Bell, Raymond M. Mother Cumberland: Tracing Your Ancestors in South-Central Pennsylvania. Alexandria, VA: Hearthstone Press, 1989.
Crawford-Oppenheimer, Christine. Lost in Pennsylvania? Try the Published Pennsylvania Archives. Reprint, Pennsylvania Genealogical Magazine, vol. 40, no. 2 (Fall/Winter 1997).
Dunn, Dr. Mary. Index to Pennsylvania’s Colonial Records Series. Baltimore: Genealogical Publishing Co., 1992.
Eddy, Henry Howard and Martha Simonetti. Guide to the Published Archives of Pennsylvania. 1949. Reprint, Harrisburg: Pittsburgh Historical and Museum Commission, 1976.
Scanned images of land warrant books indexed within the Pennsylvania Archives are available at the Pennsylvania Historical and Museum Commission site at www.phmc.state.pa.us, then choose “PA State Archives” and then “Land Records.” Or directly through this link.
Citation and source
The images in this publication are scanned from the published series, Pennsylvania Archives, described above. Each volume in the series available at Fold3 contains a title page, which can be found at the beginning of the browse hierarchy for that volume, under the chapter heading. The series contains 138 volumes, published at different times, and printed or edited by different people over time. For source citations, please reference the title page corresponding to the volume in which you find the information you are using.
Please note that the First Series is not labeled as such but simply as Pennsylvania Archives. It was not until subsequent series were published that the set produced 1852 to 1856 became referred to as the First Series.
Citation example for this image
"Baptismal and Marriage Records. Rev. John Waldschmidt, Cocalico, Moden Krick, Weisseichen Land and Seltenreich. Gemeinde. Lancaster County, Penna. 1752-1786," Pennsylvania Archives, 6th ser., vol. VI (Harrisburg: Harrisburg Publishing Company, 1907), p. 163, digital image, Fold3.com (http://www.fold3.com : accessed 12 December 2007).

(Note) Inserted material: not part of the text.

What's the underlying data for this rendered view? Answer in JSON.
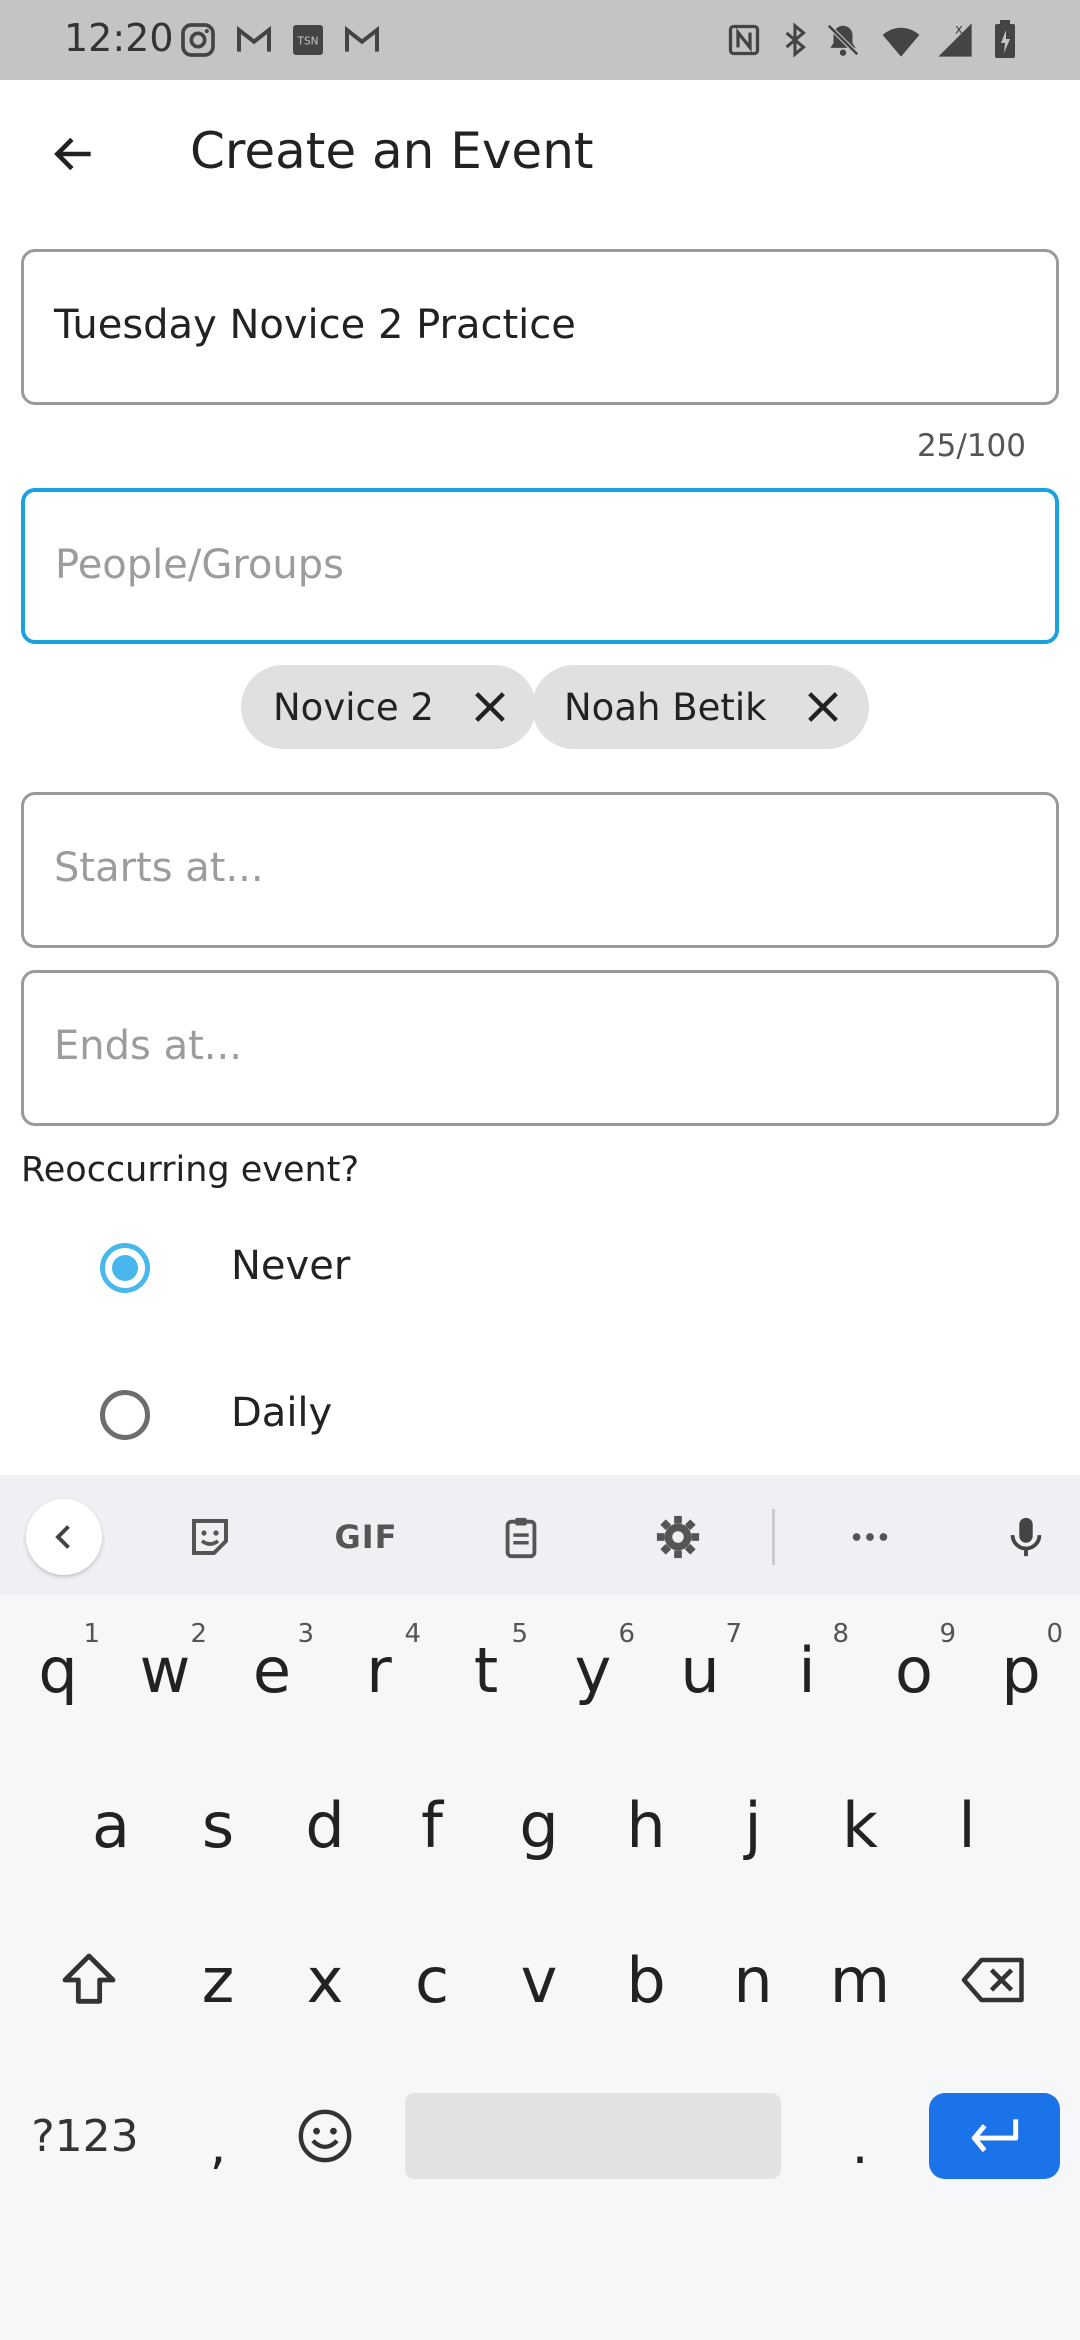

Citation template for this title
"[Article Title]," author, Pennsylvania Archives, [#] ser., vol. [#] (Harrisburg: [publisher, date]), [page(s)], digital image, Fold3.com (http://www.fold3.com: accessed [date]).
The images in this publication are scanned from the published series, Pennsylvania Archives, described above. The published volumes were provided to Fold3 by the Pennsylvania Historical & Museum Commission.
Note: The example and template shown here are based on methods described in Evidence Explained, a definitive guide to the citation and analysis of historical sources, by Elizabeth Shown Mills. For guidance on creating and using citations, including source list entries, subsequent notes, and models for citing other records, we suggest consulting Evidence Explained.